Celles afférentes à l’hébergement d’équipes, indépendamment de leur classification comptable, souligne le juge, ne sont pas des dépenses d’investissement. Il est regrettable que le jugement ne précise pas la définition qu’il retient de cette notion, directement ou par renvoi.
Celles relatives à l’aménagement paysager ne présentent pas un lien évident de nature à démontrer qu’elles ont été réalisées en vue de développer le projet subventionné. L’attestation de l’expert-comptable rédigée en termes trop généraux n’emporte pas la conviction. Au regard du montant du projet, il ne peut qu’être conseillé de documenter par tous moyens de preuves compatibles avec la procédure écrite – autrement dit, photographies et constat de commissaire de justice – l’évolution des travaux correspondant a minima aux plus grosses factures, faute de pouvoir transporter le magistrat dans le décor !
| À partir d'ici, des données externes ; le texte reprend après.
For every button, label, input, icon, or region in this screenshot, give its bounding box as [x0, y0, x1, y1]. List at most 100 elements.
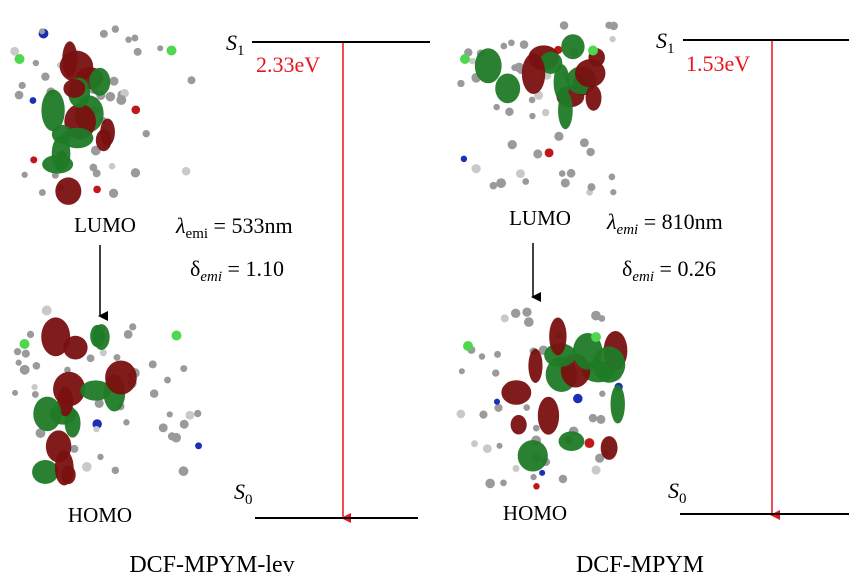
orbital-images: [10, 21, 628, 490]
orbital-shape: [530, 473, 537, 481]
orbital-shape: [505, 107, 514, 116]
orbital-shape: [591, 332, 601, 342]
orbital-shape: [33, 396, 62, 432]
orbital-shape: [55, 177, 82, 205]
orbital-shape: [113, 353, 121, 361]
orbital-shape: [129, 323, 137, 331]
text-part: = 533nm: [208, 213, 293, 238]
orbital-shape: [14, 90, 24, 100]
orbital-shape: [64, 366, 71, 374]
orbital-shape: [171, 432, 182, 443]
orbital-shape: [610, 385, 625, 424]
orbital-shape: [61, 127, 94, 149]
orbital-shape: [70, 444, 79, 453]
orbital-shape: [494, 403, 503, 412]
orbital-shape: [105, 91, 116, 102]
orbital-shape: [123, 419, 130, 426]
orbital-shape: [585, 85, 602, 111]
lumo-label: LUMO: [509, 206, 571, 230]
orbital-shape: [608, 173, 616, 181]
text-part: S: [234, 479, 245, 504]
orbital-shape: [471, 440, 478, 448]
orbital-shape: [519, 40, 529, 49]
orbital-shape: [566, 168, 576, 178]
panel-title: DCF-MPYM-lev: [129, 552, 294, 578]
orbital-shape: [493, 103, 500, 111]
text-part: 1: [237, 43, 245, 59]
orbital-shape: [32, 361, 41, 370]
orbital-shape: [94, 398, 104, 408]
energy-gap: 2.33eV: [256, 52, 320, 77]
orbital-shape: [61, 465, 76, 485]
orbital-shape: [32, 59, 40, 67]
orbital-shape: [479, 410, 488, 419]
orbital-shape: [474, 48, 502, 84]
orbital-shape: [157, 45, 164, 52]
orbital-shape: [544, 148, 554, 158]
orbital-shape: [587, 183, 596, 192]
orbital-shape: [501, 380, 532, 405]
orbital-shape: [599, 390, 606, 397]
orbital-shape: [21, 349, 30, 358]
orbital-shape: [510, 308, 521, 319]
orbital-shape: [494, 350, 502, 358]
orbital-shape: [460, 54, 470, 64]
orbital-shape: [610, 189, 617, 196]
orbital-shape: [549, 317, 567, 356]
orbital-shape: [558, 431, 585, 452]
orbital-shape: [35, 428, 46, 438]
orbital-shape: [493, 398, 501, 405]
s0-label: S0: [668, 478, 687, 507]
orbital-shape: [89, 163, 98, 172]
orbital-shape: [528, 348, 543, 383]
orbital-shape: [105, 360, 137, 395]
orbital-shape: [14, 54, 25, 64]
orbital-shape: [164, 376, 171, 384]
orbital-shape: [533, 149, 543, 159]
lambda-emi: λemi = 533nm: [175, 213, 293, 242]
orbital-shape: [39, 28, 46, 35]
text-part: 0: [245, 492, 253, 508]
orbital-shape: [149, 389, 159, 398]
orbital-shape: [19, 339, 30, 349]
text-part: S: [226, 30, 237, 55]
orbital-shape: [93, 185, 101, 194]
orbital-shape: [195, 442, 202, 450]
orbital-shape: [500, 314, 509, 323]
lambda-emi: λemi = 810nm: [606, 209, 723, 238]
orbital-shape: [99, 29, 108, 38]
orbital-shape: [89, 67, 111, 96]
orbital-shape: [579, 138, 589, 148]
orbital-shape: [478, 353, 486, 360]
orbital-shape: [460, 155, 468, 163]
orbital-shape: [539, 51, 563, 74]
orbital-shape: [180, 365, 188, 373]
orbital-shape: [516, 169, 525, 179]
orbital-shape: [507, 140, 517, 150]
orbital-shape: [21, 171, 28, 178]
orbital-shape: [93, 324, 110, 350]
orbital-shape: [591, 310, 601, 321]
orbital-shape: [92, 419, 102, 429]
orbital-shape: [13, 348, 22, 356]
homo-label: HOMO: [503, 501, 567, 525]
text-part: emi: [200, 269, 222, 285]
orbital-shape: [93, 425, 100, 433]
text-part: emi: [632, 269, 654, 285]
orbital-shape: [179, 419, 189, 429]
orbital-shape: [123, 329, 133, 339]
orbital-shape: [512, 464, 520, 472]
orbital-shape: [522, 178, 530, 185]
orbital-shape: [521, 53, 546, 95]
text-part: = 1.10: [222, 256, 284, 281]
orbital-shape: [125, 36, 132, 43]
orbital-shape: [517, 440, 548, 472]
orbital-shape: [492, 369, 500, 377]
orbital-shape: [131, 34, 139, 42]
orbital-shape: [41, 89, 65, 132]
orbital-shape: [523, 317, 534, 327]
orbital-shape: [511, 64, 518, 71]
orbital-shape: [178, 466, 189, 477]
text-part: = 810nm: [638, 209, 723, 234]
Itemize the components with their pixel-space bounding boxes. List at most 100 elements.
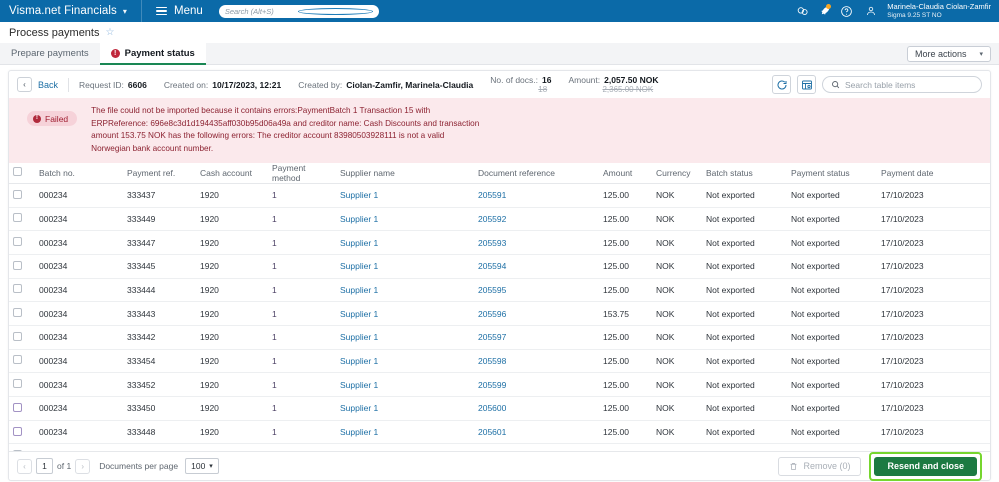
supplier-link[interactable]: Supplier 1 [340,379,379,390]
table-row[interactable]: 00023433344619201Supplier 1205602153.75N… [9,443,990,451]
supplier-link[interactable]: Supplier 1 [340,355,379,366]
document-reference-link[interactable]: 205600 [478,403,507,414]
cell-supplier-name[interactable]: Supplier 1 [336,420,474,445]
help-icon[interactable] [835,0,857,22]
cell-supplier-name[interactable]: Supplier 1 [336,325,474,350]
tab-payment-status[interactable]: ! Payment status [99,43,207,65]
table-row[interactable]: 000234 333449 1920 1 Supplier 1 205592 125.00 N… [9,207,990,232]
cell-document-reference[interactable]: 205598 [474,349,599,374]
remove-button[interactable]: Remove (0) [778,456,862,476]
row-checkbox[interactable] [13,355,22,365]
table-row[interactable]: 000234 333448 1920 1 Supplier 1 205601 125.00 N… [9,420,990,445]
supplier-link[interactable]: Supplier 1 [340,427,379,438]
cell-document-reference[interactable]: 205594 [474,254,599,279]
supplier-link[interactable]: Supplier 1 [340,403,379,414]
cell-document-reference[interactable]: 205592 [474,207,599,232]
document-reference-link[interactable]: 205593 [478,237,507,248]
favorite-star-icon[interactable]: ☆ [105,27,115,38]
brand-menu[interactable]: Visma.net Financials ▾ [0,5,127,17]
document-reference-link[interactable]: 205594 [478,261,507,272]
table-row[interactable]: 000234 333450 1920 1 Supplier 1 205600 125.00 N… [9,396,990,421]
cell-document-reference[interactable]: 205597 [474,325,599,350]
row-checkbox[interactable] [13,379,22,389]
supplier-link[interactable]: Supplier 1 [340,308,379,319]
cell-supplier-name[interactable]: Supplier 1 [336,443,474,451]
table-search-input[interactable]: Search table items [822,76,982,93]
resend-and-close-button[interactable]: Resend and close [874,456,977,476]
column-header-amount[interactable]: Amount [599,162,652,184]
document-reference-link[interactable]: 205596 [478,308,507,319]
supplier-link[interactable]: Supplier 1 [340,284,379,295]
column-header-payment-date[interactable]: Payment date [877,162,990,184]
page-number-input[interactable]: 1 [36,458,53,474]
chat-icon[interactable] [791,0,813,22]
rocket-icon[interactable] [813,0,835,22]
document-reference-link[interactable]: 205599 [478,379,507,390]
row-checkbox[interactable] [13,189,22,199]
table-row[interactable]: 000234 333444 1920 1 Supplier 1 205595 125.00 N… [9,278,990,303]
column-header-payment-method[interactable]: Payment method [268,162,336,184]
documents-per-page-select[interactable]: 100 ▾ [185,458,219,474]
column-header-payment-status[interactable]: Payment status [787,162,877,184]
back-link[interactable]: Back [38,79,59,90]
back-button[interactable]: ‹ [17,77,32,92]
cell-supplier-name[interactable]: Supplier 1 [336,278,474,303]
cell-document-reference[interactable]: 205593 [474,230,599,255]
supplier-link[interactable]: Supplier 1 [340,261,379,272]
document-reference-link[interactable]: 205592 [478,213,507,224]
cell-supplier-name[interactable]: Supplier 1 [336,301,474,326]
table-row[interactable]: 000234 333452 1920 1 Supplier 1 205599 125.00 N… [9,372,990,397]
cell-supplier-name[interactable]: Supplier 1 [336,349,474,374]
cell-document-reference[interactable]: 205599 [474,372,599,397]
row-checkbox[interactable] [13,284,22,294]
column-header-document-reference[interactable]: Document reference [474,162,599,184]
table-row[interactable]: 000234 333443 1920 1 Supplier 1 205596 153.75 N… [9,301,990,326]
document-reference-link[interactable]: 205595 [478,284,507,295]
column-header-currency[interactable]: Currency [652,162,702,184]
column-header-batch-no[interactable]: Batch no. [35,162,123,184]
row-checkbox[interactable] [13,213,22,223]
row-checkbox[interactable] [13,450,22,451]
cell-supplier-name[interactable]: Supplier 1 [336,207,474,232]
previous-page-button[interactable]: ‹ [17,458,32,474]
refresh-icon[interactable] [772,75,791,94]
cell-supplier-name[interactable]: Supplier 1 [336,396,474,421]
supplier-link[interactable]: Supplier 1 [340,237,379,248]
table-settings-icon[interactable] [797,75,816,94]
row-checkbox[interactable] [13,308,22,318]
row-checkbox[interactable] [13,331,22,341]
cell-document-reference[interactable]: 205600 [474,396,599,421]
row-checkbox[interactable] [13,260,22,270]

Celles supportées pour la création d’un spectacle déambulatoire dans la brasserie de la forteresse sèment encore le doute dans l’esprit des magistrats dès lors que ladite brasserie est également, aux termes d’un bail commercial, mise à disposition d’une société en vue du brassage et du stockage. En d’autres termes, l’association démontre la création d’une brasserie exploitée par une entreprise, dont les coûts sont non éligibles à la subvention, mais échoue à justifier le développement de l’activité scénographique.
Celles afférentes aux sanitaires sont écartées dès lors qu’il n’est pas démontré qu’ils seraient situés dans un lieu accessible au public.
Enfin, les factures d’achat de mobilier ne suffisent pas à justifier de l’utilisation des meubles comme décors dans le cadre desdits spectacles, le doute persistant en outre sur l’inclusion desdites factures dans les acomptes.
De la nécessaire patience pour dûment documenter les dépenses
En outre, l’association ne démontrerait pas que les dépenses supportées dans le cadre de la subvention excéderaient celui opposé par la région, correspondant au montant déjà perçu au titre des acomptes.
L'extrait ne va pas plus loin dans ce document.